Dalam beberapa hari terakhir, kita telah melihat partai-partai politik mengumumkan calon yang akan mereka usung. Ada suasana baru yang lahir di antara kandidat dan partai pengusung, pasca-keluarnya Putusan MK nomor 60 dan 70 Tahun 2024 yang mengatur syarat pencalonan dari parpol dan batas usia paslon minimal 30 tahun pada saat penetapan KPU. Beberapa parpol dan calon yang sebelumnya tak bersyarat, menjadi bergairah kembali untuk dapat mengusung calonnya sendiri. Aksi borong partai dan calon tunggal pun gagal.
Pendaftaran pasangan calon Pilkada Serentak 2024 dimulai Selasa (27/8) hari ini hingga Kamis (29/8).

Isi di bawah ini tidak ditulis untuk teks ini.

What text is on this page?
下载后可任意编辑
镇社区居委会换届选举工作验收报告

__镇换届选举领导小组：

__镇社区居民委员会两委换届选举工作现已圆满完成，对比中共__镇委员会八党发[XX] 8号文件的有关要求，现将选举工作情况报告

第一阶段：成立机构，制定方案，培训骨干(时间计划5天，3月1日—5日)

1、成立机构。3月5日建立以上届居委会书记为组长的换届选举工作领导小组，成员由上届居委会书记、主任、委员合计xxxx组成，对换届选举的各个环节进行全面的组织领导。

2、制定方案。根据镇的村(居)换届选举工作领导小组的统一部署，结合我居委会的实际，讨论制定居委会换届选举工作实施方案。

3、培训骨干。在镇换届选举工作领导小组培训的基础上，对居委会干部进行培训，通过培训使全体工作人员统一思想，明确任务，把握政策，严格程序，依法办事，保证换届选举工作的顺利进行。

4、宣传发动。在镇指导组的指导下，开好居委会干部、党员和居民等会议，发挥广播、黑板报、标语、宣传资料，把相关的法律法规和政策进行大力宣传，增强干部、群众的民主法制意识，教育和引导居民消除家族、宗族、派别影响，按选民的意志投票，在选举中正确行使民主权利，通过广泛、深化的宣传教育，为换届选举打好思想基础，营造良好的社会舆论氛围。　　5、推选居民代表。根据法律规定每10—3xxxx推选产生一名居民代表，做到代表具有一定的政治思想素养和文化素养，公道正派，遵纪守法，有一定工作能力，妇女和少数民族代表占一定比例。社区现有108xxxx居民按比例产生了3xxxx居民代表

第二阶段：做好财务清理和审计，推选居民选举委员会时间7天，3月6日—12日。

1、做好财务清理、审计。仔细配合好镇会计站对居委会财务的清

Partai politik telah bekerja keras dalam memilih calon-calon terbaik yang akan bersaing di berbagai tingkatan, mulai dari bupati dan walikota hingga gubernur. Proses ini menandai awal dari tahap yang krusial dalam demokrasi lokal kita, di mana pemilih akan segera mengetahui siapa saja yang akan berkompetisi untuk memimpin daerah mereka.
Dalam dua hari ke depan, masyarakat Indonesia akan melihat secara pasti siapa saja calon pemimpin yang akan maju dalam Pilkada ini. Sementara banyak tokoh selama berbulan-bulan sebelumnya telah melakukan sosialisasi sebagai bakal calon, meski pada akhirnya hanya mereka yang mendapatkan rekomendasi partai melalui dokumen B.1-KWK yang benar-benar dapat mendaftar di Komisi Pemilihan Umum (KPU). Hal ini menegaskan pentingnya proses internal di partai politik dalam menentukan calon yang akan maju.
Namun, dalam menghadapi pilihan ini, kita sebagai pemilih harus tetap kritis. Jangan sampai kita tergoda oleh uang atau tekanan dari pihak tertentu. Memilih pasangan calon yang hanya mengandalkan kekayaan tanpa memperhatikan kapabilitasnya akan merugikan kita semua. Sebagai pemilih yang cerdas, kita harus menilai calon berdasarkan rekam jejak, kemampuan individu, jejak digital, dan prestasi mereka. Pilkada ini seharusnya menjadi momentum bagi kita untuk memilih pemimpin yang berkualitas, bukan sekadar orang yang kaya atau berkuasa.